То, чего кадет переварить не может: должен идти с немцами — «Единственный трагический для партии вопрос — это вопрос об ориентации. Партия, возглавляемая Милюковым, партия духовных и культурных исторических связей с Францией и Англией, партия, жившая Лондоном и Парижем — и вдруг Вена и Берлин… Не трагедия ли это? Но бывшие союзники поймут, что есть священная обязанность перед родиной, перед грядущим поколением. Когда нет России, то не может быть никакой ориентации. Создается великая Россия, тогда можно будет «позволить себе иметь внешнюю политику».
Ясно, что все русские партии на Украине, начиная от самых правых черносотенцев, до эсеров, а особенно кадеты, все время мечтают о восстановлении великой единой России. А восстановленная Россия, значит, вместе с Украиной когда-нибудь разгромит Германию, собравшись снова в какую-то коалицию, и таким способом сбудутся предсказания Красицкого. Меня удивляет, что Германия, казалось бы, такая дальновидная, не видит, что поддерживая русских на Украине, передавая им в руки власть, сама своими руками восстанавливает Россию, враждебную ей державу, которая когда-нибудь наделает ей много бед, а может, и действительно развалит ее. Хочется верить, что немцы, разобравшись, посадят чисто украинское, но не социалистическое правительство и, таким образом, помогут создать дружественную себе Украинскую державу. А нынешнее правительство мечтает о том, что из Киева начнется вновь «собирание Руси», как об этом говорил мне Василенко, вернувшись осенью из Петрограда после разгрома большевиками правительства Керенского, в котором он был товарищем министра народного просвещения.
Вчера встретил на улице агронома К.Мациевича{220}
, который был в кабинете Винниченко товарищем министра земельных дел и вышел из-за того, что не признавал социализации земли. На удивление и он стал страшным врагом немцев. Когда у нас зашел разговор о восстании, которое, говорят, назначено на 25-е, и я выразил уверенность, что все закончится спокойно, потому что удачный прорыв французского фронта отобьет у повстанцев всякую надежду на успех, то Мациевич заметил:— Неужели Вы верите в тот прорыв, в те известия газетные? Я уверен в том, что это наступление — это предсмертные конвульсии германцев, это они сделали последние усилия, которые не дадут никаких результатов, как и наступление на Амьен, и скоро им уже крышка, скоро американо-англо-французы разобьют их, тогда они и с Украины будут вынуждены убраться.

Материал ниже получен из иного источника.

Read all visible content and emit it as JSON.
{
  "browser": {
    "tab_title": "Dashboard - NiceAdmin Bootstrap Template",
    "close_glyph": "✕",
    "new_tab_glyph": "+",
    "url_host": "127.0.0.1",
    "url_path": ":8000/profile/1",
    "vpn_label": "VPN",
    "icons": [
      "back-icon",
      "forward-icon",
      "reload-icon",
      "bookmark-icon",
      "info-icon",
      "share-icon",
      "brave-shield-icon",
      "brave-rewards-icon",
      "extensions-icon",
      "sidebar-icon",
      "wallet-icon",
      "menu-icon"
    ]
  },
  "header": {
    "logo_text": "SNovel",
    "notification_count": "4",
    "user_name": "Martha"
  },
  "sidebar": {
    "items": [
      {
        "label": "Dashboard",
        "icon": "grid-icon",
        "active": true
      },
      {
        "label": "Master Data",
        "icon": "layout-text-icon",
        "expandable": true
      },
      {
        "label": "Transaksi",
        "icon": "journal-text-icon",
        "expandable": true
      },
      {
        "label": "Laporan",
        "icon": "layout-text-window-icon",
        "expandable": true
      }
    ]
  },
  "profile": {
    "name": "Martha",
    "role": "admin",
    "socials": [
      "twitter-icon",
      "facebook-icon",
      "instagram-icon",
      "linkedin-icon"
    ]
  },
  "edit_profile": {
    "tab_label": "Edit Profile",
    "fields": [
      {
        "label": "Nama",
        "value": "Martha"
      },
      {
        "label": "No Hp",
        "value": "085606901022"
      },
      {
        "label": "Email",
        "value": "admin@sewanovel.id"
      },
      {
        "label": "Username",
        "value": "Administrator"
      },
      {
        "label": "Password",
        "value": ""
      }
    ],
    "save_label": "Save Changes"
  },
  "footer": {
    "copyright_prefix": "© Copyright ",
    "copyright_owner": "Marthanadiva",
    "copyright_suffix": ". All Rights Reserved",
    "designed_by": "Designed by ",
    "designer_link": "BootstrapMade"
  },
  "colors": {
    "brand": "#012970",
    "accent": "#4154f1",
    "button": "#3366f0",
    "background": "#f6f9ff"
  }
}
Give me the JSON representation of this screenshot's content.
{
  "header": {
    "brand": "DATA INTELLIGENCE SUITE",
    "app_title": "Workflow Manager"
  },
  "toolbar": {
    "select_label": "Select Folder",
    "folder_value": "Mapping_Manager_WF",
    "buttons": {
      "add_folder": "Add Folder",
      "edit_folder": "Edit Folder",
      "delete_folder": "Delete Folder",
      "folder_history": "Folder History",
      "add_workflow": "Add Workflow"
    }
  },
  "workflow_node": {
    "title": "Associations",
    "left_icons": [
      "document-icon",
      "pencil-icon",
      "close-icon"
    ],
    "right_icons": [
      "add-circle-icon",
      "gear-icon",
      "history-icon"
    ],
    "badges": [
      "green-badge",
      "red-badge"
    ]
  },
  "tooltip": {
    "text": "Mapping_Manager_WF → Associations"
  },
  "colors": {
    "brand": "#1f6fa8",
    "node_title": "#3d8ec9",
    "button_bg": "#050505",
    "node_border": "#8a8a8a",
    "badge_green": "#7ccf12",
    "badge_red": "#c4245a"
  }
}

— А тогда большевики нас задушат, — говорю.
— Австрия этого не допустит, защитит нас. Вообще нам выгоднее держаться Австрии, потому что тогда к нам примкнет Галиция и Буковина, в которой уже есть политически воспитанные люди, которые и нас научат державному разуму.
— А я думаю, что если немцы вынуждены будут уйти с Украины, то и их союзница Австрия должна будет спасать себя от раздела, тогда уже нами будут распоряжаться англо-французы с русскими, которые уничтожат все, что напоминает об Украине, тогда и школы не будет украинской, тогда и за разговор украинский будут наказывать, как когда-то поляки, тогда наверное и переселят, перетасуют, перемешают украинское население с великорусским, как это делали англичане в Ирландии.
— Неужели Вы серьезно так пессимистично видите? — спрашивает Мациевич.
— Да, — говорю.
На том мы и разошлись.
Вообще теперь среди своих знакомых и друзей я уже почти не встречаю людей, которые были бы доброжелательно настроены к немцам, даже много стало таких, кто относится к ним с ненавистью. Я думал, что это будет лет через 50, когда мы уже переймём немецкую культуру, когда сделаемся европейцами, тогда у нас появится желание освободиться от опекунов, а если они будут угнетать, тогда появится и ненависть к ним, а получается, что немцы уже теперь возмутили против себя все слои украинского населения. Плохо!